Baseball is remembered for its moments of action, and it is no secret that such moments are fleeting. But how much actual action takes place in a baseball game? We decided to find out.

By WSJ calculations, a baseball fan will see 17 minutes and 58 seconds of action over the course of a three-hour game. This is roughly the equivalent of a TED Talk, a Broadway intermission or the missing section of the Watergate tapes. A similar WSJ study on NFL games in January 2010 found that the average action time for a football game was 11 minutes. So MLB does pack more punch in a battle of the two biggest stop-and-start sports. By seven minutes.
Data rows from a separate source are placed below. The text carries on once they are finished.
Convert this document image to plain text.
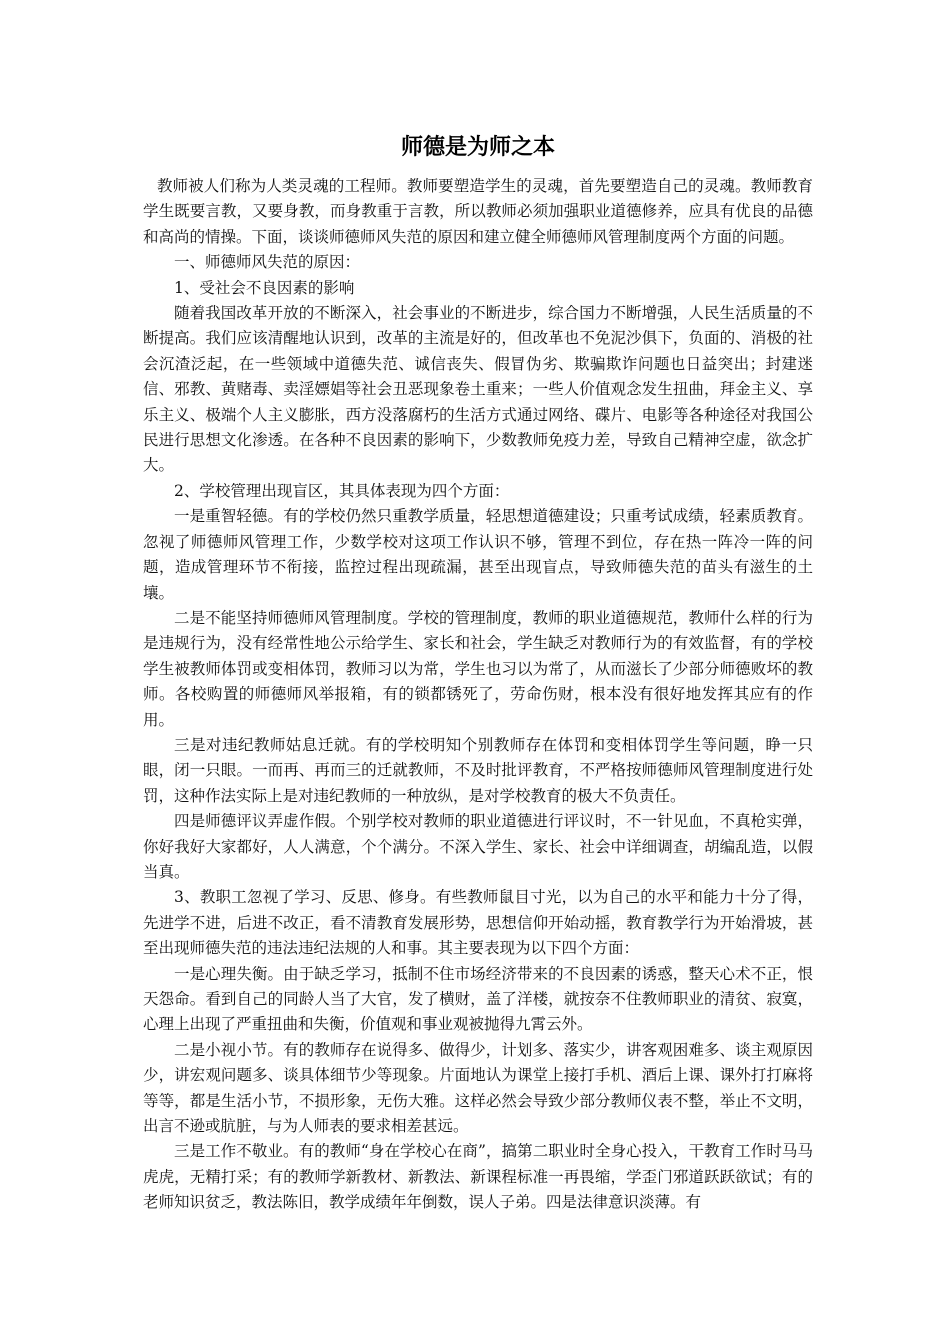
师德是为师之本

教师被人们称为人类灵魂的工程师。教师要塑造学生的灵魂，首先要塑造自己的灵魂。教师教育学生既要言教，又要身教，而身教重于言教，所以教师必须加强职业道德修养，应具有优良的品德和高尚的情操。下面，谈谈师德师风失范的原因和建立健全师德师风管理制度两个方面的问题。

一、师德师风失范的原因：

1、受社会不良因素的影响

随着我国改革开放的不断深入，社会事业的不断进步，综合国力不断增强，人民生活质量的不断提高。我们应该清醒地认识到，改革的主流是好的，但改革也不免泥沙俱下，负面的、消极的社会沉渣泛起，在一些领域中道德失范、诚信丧失、假冒伪劣、欺骗欺诈问题也日益突出；封建迷信、邪教、黄赌毒、卖淫嫖娼等社会丑恶现象卷土重来；一些人价值观念发生扭曲，拜金主义、享乐主义、极端个人主义膨胀，西方没落腐朽的生活方式通过网络、碟片、电影等各种途径对我国公民进行思想文化渗透。在各种不良因素的影响下，少数教师免疫力差，导致自己精神空虚，欲念扩大。

2、学校管理出现盲区，其具体表现为四个方面：

一是重智轻德。有的学校仍然只重教学质量，轻思想道德建设；只重考试成绩，轻素质教育。忽视了师德师风管理工作，少数学校对这项工作认识不够，管理不到位，存在热一阵冷一阵的问题，造成管理环节不衔接，监控过程出现疏漏，甚至出现盲点，导致师德失范的苗头有滋生的土壤。

二是不能坚持师德师风管理制度。学校的管理制度，教师的职业道德规范，教师什么样的行为是违规行为，没有经常性地公示给学生、家长和社会，学生缺乏对教师行为的有效监督，有的学校学生被教师体罚或变相体罚，教师习以为常，学生也习以为常了，从而滋长了少部分师德败坏的教师。各校购置的师德师风举报箱，有的锁都锈死了，劳命伤财，根本没有很好地发挥其应有的作用。

三是对违纪教师姑息迁就。有的学校明知个别教师存在体罚和变相体罚学生等问题，睁一只眼，闭一只眼。一而再、再而三的迁就教师，不及时批评教育，不严格按师德师风管理制度进行处罚，这种作法实际上是对违纪教师的一种放纵，是对学校教育的极大不负责任。

四是师德评议弄虚作假。个别学校对教师的职业道德进行评议时，不一针见血，不真枪实弹，你好我好大家都好，人人满意，个个满分。不深入学生、家长、社会中详细调查，胡编乱造，以假当真。

3、教职工忽视了学习、反思、修身。有些教师鼠目寸光，以为自己的水平和能力十分了得，先进学不进，后进不改正，看不清教育发展形势，思想信仰开始动摇，教育教学行为开始滑坡，甚至出现师德失范的违法违纪法规的人和事。其主要表现为以下四个方面：

一是心理失衡。由于缺乏学习，抵制不住市场经济带来的不良因素的诱惑，整天心术不正，恨天怨命。看到自己的同龄人当了大官，发了横财，盖了洋楼，就按奈不住教师职业的清贫、寂寞，心理上出现了严重扭曲和失衡，价值观和事业观被抛得九霄云外。

二是小视小节。有的教师存在说得多、做得少，计划多、落实少，讲客观困难多、谈主观原因少，讲宏观问题多、谈具体细节少等现象。片面地认为课堂上接打手机、酒后上课、课外打打麻将等等，都是生活小节，不损形象，无伤大雅。这样必然会导致少部分教师仪表不整，举止不文明，出言不逊或肮脏，与为人师表的要求相差甚远。

三是工作不敬业。有的教师“身在学校心在商”，搞第二职业时全身心投入，干教育工作时马马虎虎，无精打采；有的教师学新教材、新教法、新课程标准一再畏缩，学歪门邪道跃跃欲试；有的老师知识贫乏，教法陈旧，教学成绩年年倒数，误人子弟。四是法律意识淡薄。有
The WSJ reached this number by taking the stopwatch to three different games and timing everything that happened. We then categorized the parts of the game that could fairly be considered "action" and averaged the results. The almost 18-minute average included balls in play, runner advancement attempts on stolen bases, wild pitches, pitches (balls, strikes, fouls and balls hit into play), trotting batters (on home runs, walks and hit-by-pitches), pickoff throws and even one fake-pickoff throw. This may be generous. If we'd cut the action definition down to just the time when everyone on the field is running around looking for something to do (balls in play and runner advancement attempts), we'd be down to 5:47.

We chose three very different games to get a fair sampling of variation. The first game was as close as we could find to an average game in terms of batters faced and length of game—a 3-2 Twins win over the Tigers on April 3 that clocked in at 3:01 for nine innings. (The average MLB game this season is three hours and three minutes, according to the firm Stats LLC.) Then, for balance, we decided to throw in a slugfest—the Indians 19-6 victory over the Astros from April 20 at 3:45 and a pitchers' duel, the Nationals 1-0 victory over the Reds on April 26 that lasted 2:08. The sample conveniently included both leagues and six different teams.

So where did all the time go? The missing 160 or so minutes? The answer: Huge chunks of inaction that absolutely dwarf everything else that goes on in the game...
Continue reading.

And baseball beats football for action? It's counterintuitive, no doubt.